Further, the Department of Animal Care and Control would not consider any other means of euthanasia other than sodium pentobarbital. It is universally regarded as the most humane and painless method of euthanasia.


Anonymous said...

They don't kill cows and horses with pentobarbitol. They use captive bolt guns or cow punches besides just slitting their throats. If pentobarbitol is getting into pet food, it is coming from pets. You must use pentobarbitol to kill pets but not cattle and horses. It's cheaper to use a cow punch than drugs. You can't use pentobarbitol or gas to kill an animal which may be eaten. The half life of these drugs are very long.

Anonymous said...

I thought city shelters also made money from selling the animals' dead bodies to the rendering plants. Am I wrong? I think ending this practice would be a no-brainer first step to no-kill. Not to mention the practice of putting these types of by-products into products that are consumed by living beings should be outlawed. I never use food with by-products and feed my dogs a vegetarian diet. It's sick.

Anonymous said...

Read this link on rendered animals in pet food.

Anonymous said...

Legally "pets" must be euthanized with pentobarbitol.

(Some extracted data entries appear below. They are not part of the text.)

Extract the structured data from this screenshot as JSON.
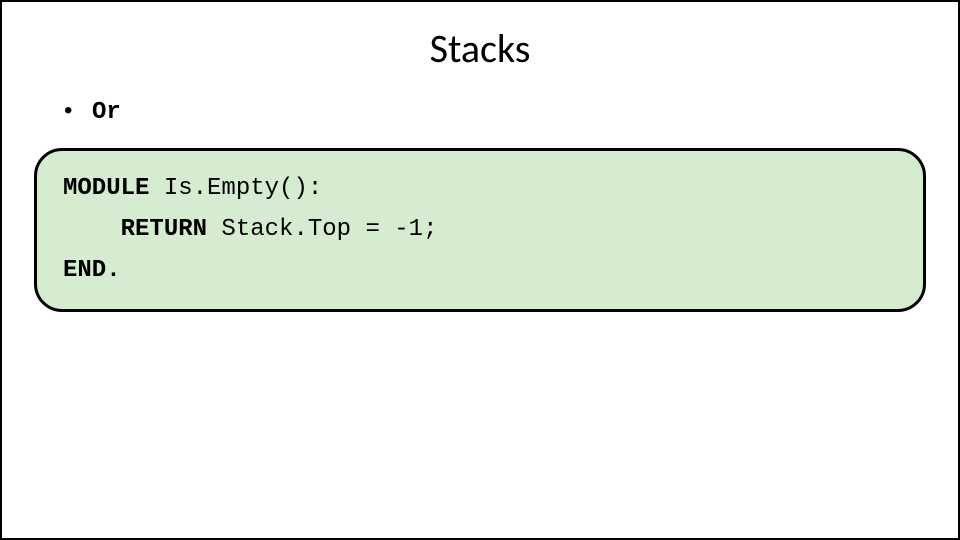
{
  "title": "Stacks",
  "bullet": "Or",
  "code": {
    "module_kw": "MODULE",
    "module_rest": " Is.Empty():",
    "indent": "    ",
    "return_kw": "RETURN",
    "return_rest": " Stack.Top = -1;",
    "end_kw": "END."
  }
}
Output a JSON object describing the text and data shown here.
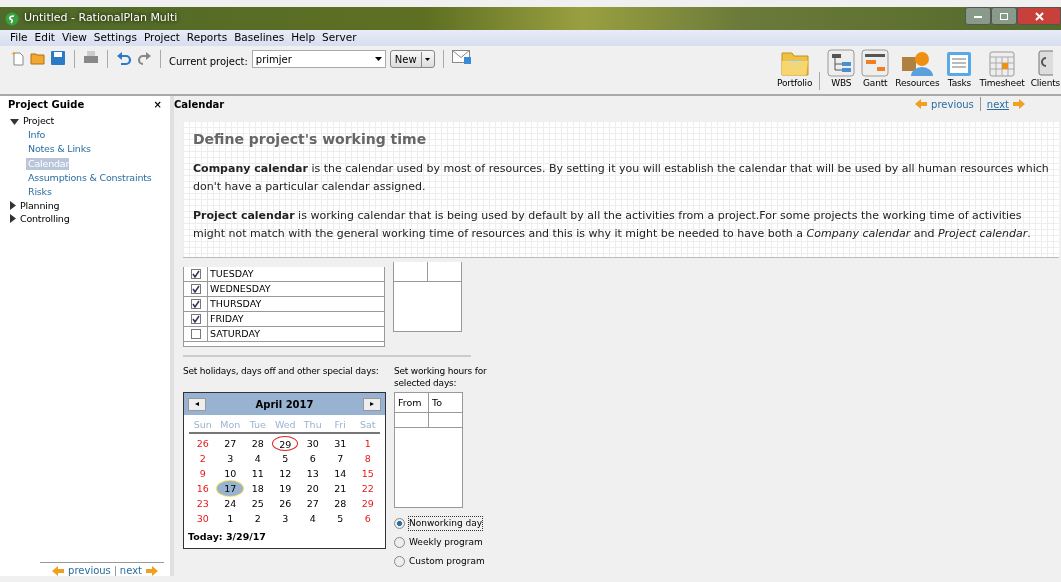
{
  "window": {
    "title": "Untitled - RationalPlan Multi"
  },
  "menu": [
    "File",
    "Edit",
    "View",
    "Settings",
    "Project",
    "Reports",
    "Baselines",
    "Help",
    "Server"
  ],
  "toolbar": {
    "current_project_label": "Current project:",
    "current_project": "primjer",
    "new_button": "New",
    "modules": [
      {
        "label": "Portfolio",
        "kind": "portfolio"
      },
      {
        "label": "WBS",
        "kind": "wbs"
      },
      {
        "label": "Gantt",
        "kind": "gantt"
      },
      {
        "label": "Resources",
        "kind": "resources"
      },
      {
        "label": "Tasks",
        "kind": "tasks"
      },
      {
        "label": "Timesheet",
        "kind": "timesheet"
      },
      {
        "label": "Clients",
        "kind": "clients"
      }
    ]
  },
  "project_guide": {
    "title": "Project Guide",
    "close": "×",
    "tree": [
      {
        "label": "Project",
        "expanded": true,
        "selected": false,
        "children": [
          {
            "label": "Info",
            "selected": false
          },
          {
            "label": "Notes & Links",
            "selected": false
          },
          {
            "label": "Calendar",
            "selected": true
          },
          {
            "label": "Assumptions & Constraints",
            "selected": false
          },
          {
            "label": "Risks",
            "selected": false
          }
        ]
      },
      {
        "label": "Planning",
        "expanded": false,
        "selected": false
      },
      {
        "label": "Controlling",
        "expanded": false,
        "selected": false
      }
    ],
    "previous": "previous",
    "next": "next"
  },
  "content": {
    "title": "Calendar",
    "previous": "previous",
    "next": "next",
    "help": {
      "heading": "Define project's working time",
      "paragraphs": [
        "**Company calendar** is the calendar used by most of resources. By setting it you will establish the calendar that will be used by all human resources which don't have a particular calendar assigned.",
        "**Project calendar** is working calendar that is being used by default by all the activities from a project.For some projects the working time of activities might not match with the general working time of resources and this is why it might be needed to have both a *Company calendar* and *Project calendar*."
      ]
    },
    "weekdays": [
      {
        "label": "TUESDAY",
        "checked": true
      },
      {
        "label": "WEDNESDAY",
        "checked": true
      },
      {
        "label": "THURSDAY",
        "checked": true
      },
      {
        "label": "FRIDAY",
        "checked": true
      },
      {
        "label": "SATURDAY",
        "checked": false
      }
    ],
    "holidays_label": "Set holidays, days off and other special days:",
    "hours_label": "Set working hours for selected days:",
    "calendar": {
      "month": "April 2017",
      "prev": "◂",
      "next": "▸",
      "day_names": [
        "Sun",
        "Mon",
        "Tue",
        "Wed",
        "Thu",
        "Fri",
        "Sat"
      ],
      "weeks": [
        [
          {
            "day": "26",
            "weekend": true,
            "today": false,
            "selected": false
          },
          {
            "day": "27",
            "weekend": false,
            "today": false,
            "selected": false
          },
          {
            "day": "28",
            "weekend": false,
            "today": false,
            "selected": false
          },
          {
            "day": "29",
            "weekend": false,
            "today": true,
            "selected": false
          },
          {
            "day": "30",
            "weekend": false,
            "today": false,
            "selected": false
          },
          {
            "day": "31",
            "weekend": false,
            "today": false,
            "selected": false
          },
          {
            "day": "1",
            "weekend": true,
            "today": false,
            "selected": false
          }
        ],
        [
          {
            "day": "2",
            "weekend": true,
            "today": false,
            "selected": false
          },
          {
            "day": "3",
            "weekend": false,
            "today": false,
            "selected": false
          },
          {
            "day": "4",
            "weekend": false,
            "today": false,
            "selected": false
          },
          {
            "day": "5",
            "weekend": false,
            "today": false,
            "selected": false
          },
          {
            "day": "6",
            "weekend": false,
            "today": false,
            "selected": false
          },
          {
            "day": "7",
            "weekend": false,
            "today": false,
            "selected": false
          },
          {
            "day": "8",
            "weekend": true,
            "today": false,
            "selected": false
          }
        ],
        [
          {
            "day": "9",
            "weekend": true,
            "today": false,
            "selected": false
          },
          {
            "day": "10",
            "weekend": false,
            "today": false,
            "selected": false
          },
          {
            "day": "11",
            "weekend": false,
            "today": false,
            "selected": false
          },
          {
            "day": "12",
            "weekend": false,
            "today": false,
            "selected": false
          },
          {
            "day": "13",
            "weekend": false,
            "today": false,
            "selected": false
          },
          {
            "day": "14",
            "weekend": false,
            "today": false,
            "selected": false
          },
          {
            "day": "15",
            "weekend": true,
            "today": false,
            "selected": false
          }
        ],
        [
          {
            "day": "16",
            "weekend": true,
            "today": false,
            "selected": false
          },
          {
            "day": "17",
            "weekend": false,
            "today": false,
            "selected": true
          },
          {
            "day": "18",
            "weekend": false,
            "today": false,
            "selected": false
          },
          {
            "day": "19",
            "weekend": false,
            "today": false,
            "selected": false
          },
          {
            "day": "20",
            "weekend": false,
            "today": false,
            "selected": false
          },
          {
            "day": "21",
            "weekend": false,
            "today": false,
            "selected": false
          },
          {
            "day": "22",
            "weekend": true,
            "today": false,
            "selected": false
          }
        ],
        [
          {
            "day": "23",
            "weekend": true,
            "today": false,
            "selected": false
          },
          {
            "day": "24",
            "weekend": false,
            "today": false,
            "selected": false
          },
          {
            "day": "25",
            "weekend": false,
            "today": false,
            "selected": false
          },
          {
            "day": "26",
            "weekend": false,
            "today": false,
            "selected": false
          },
          {
            "day": "27",
            "weekend": false,
            "today": false,
            "selected": false
          },
          {
            "day": "28",
            "weekend": false,
            "today": false,
            "selected": false
          },
          {
            "day": "29",
            "weekend": true,
            "today": false,
            "selected": false
          }
        ],
        [
          {
            "day": "30",
            "weekend": true,
            "today": false,
            "selected": false
          },
          {
            "day": "1",
            "weekend": false,
            "today": false,
            "selected": false
          },
          {
            "day": "2",
            "weekend": false,
            "today": false,
            "selected": false
          },
          {
            "day": "3",
            "weekend": false,
            "today": false,
            "selected": false
          },
          {
            "day": "4",
            "weekend": false,
            "today": false,
            "selected": false
          },
          {
            "day": "5",
            "weekend": false,
            "today": false,
            "selected": false
          },
          {
            "day": "6",
            "weekend": true,
            "today": false,
            "selected": false
          }
        ]
      ],
      "today_label": "Today: 3/29/17"
    },
    "hours_table": {
      "columns": [
        "From",
        "To"
      ]
    },
    "day_type": [
      {
        "label": "Nonworking day",
        "selected": true
      },
      {
        "label": "Weekly program",
        "selected": false
      },
      {
        "label": "Custom program",
        "selected": false
      }
    ]
  }
}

Wildlife can be killed by other means. Animals that are killed for food can't have antibiotics or pentobarbitol in them. We are turning dead pets into toxic waste.

The pentobarbitol survives the recycling process. they boil the animals into a soup and sell the fat, protein and leftover stuff to different companies. Those companies add it to plastics and feed fish, cow, chickens with it in other countries. Then we buy that food and import it. It's illegal for them to use in here as food for fish, cows or chicken. We are eating dead pets, pets who died from illness, tumors, ground up eyes, dead fetuses, ground up bits of microchips, collars, pins, bb's... It's like eating ground beef but much more toxic.

We need to find another way to euthanize animals humanely that doesn't turn them into toxic waste.